Savona. “Martedì il consiglio comunale a Savona ha approvato il bilancio preventivo. Ma ancora una volta, la discussione sul bilancio da parte delle forze di maggioranza si è limitata (salvo rarissimi casi in cui si sono rivendicate alcune scelte, con il coraggio e l’onestà intellettuale di definirle scelte) a commentare ‘Vorrei ma non posso. E non posso per colpa di chi c’era prima’. Teoria via via supportata da alcuni componenti dell’opposizione.
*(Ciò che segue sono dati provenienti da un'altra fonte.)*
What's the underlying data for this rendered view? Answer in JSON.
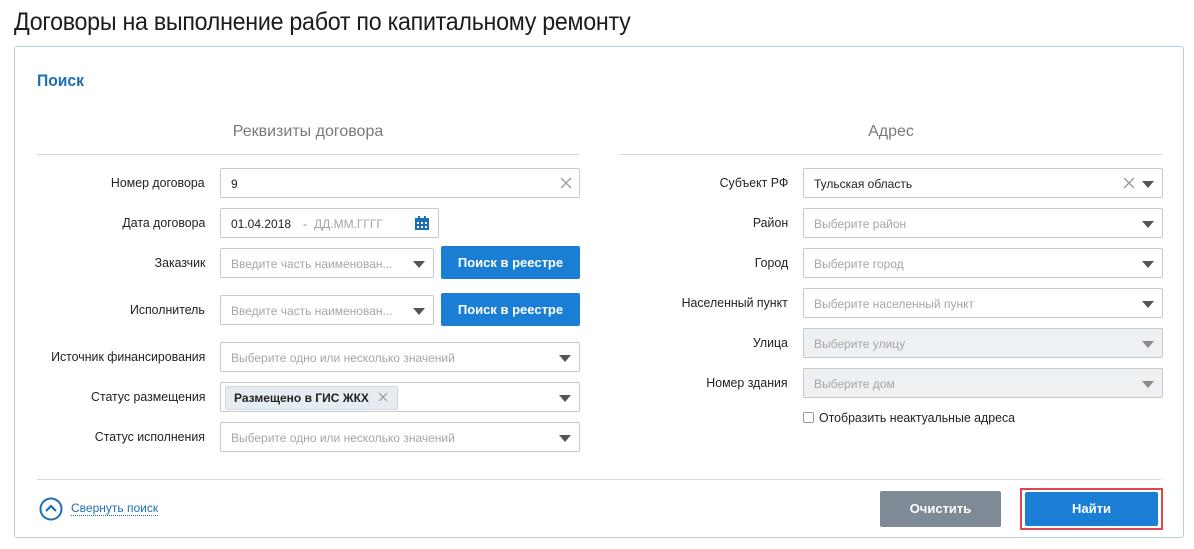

E partendo da questo presupposto il teorema vuole sempre arrivare a dimostrare una e una sola tesi: ‘il Partito Democratico non può permettersi di fare proposte, il Pd non è credibile nella sua opposizione all’amministrazione perché in realtà tutto ciò che si è fatto in questi ultimi mesi, e ciò che si farà nei prossimi anni è esclusivamente figlio di scelte sbagliate della precedente amministrazione’. Punto. Chiusa la discussione”.

Comincia così la lettera con cui Cristina Battaglia, capogruppo del Pd in consiglio comunale a Savona, commenta le scelte in ambito economico-finanziario volute dalla maggioranza di centro-destra del sindaco Ilaria Caprioglio. Scelte che, a suo dire, rivelano in modo chiaro alcune caratteristiche della maggioranza e le strategie per il futuro.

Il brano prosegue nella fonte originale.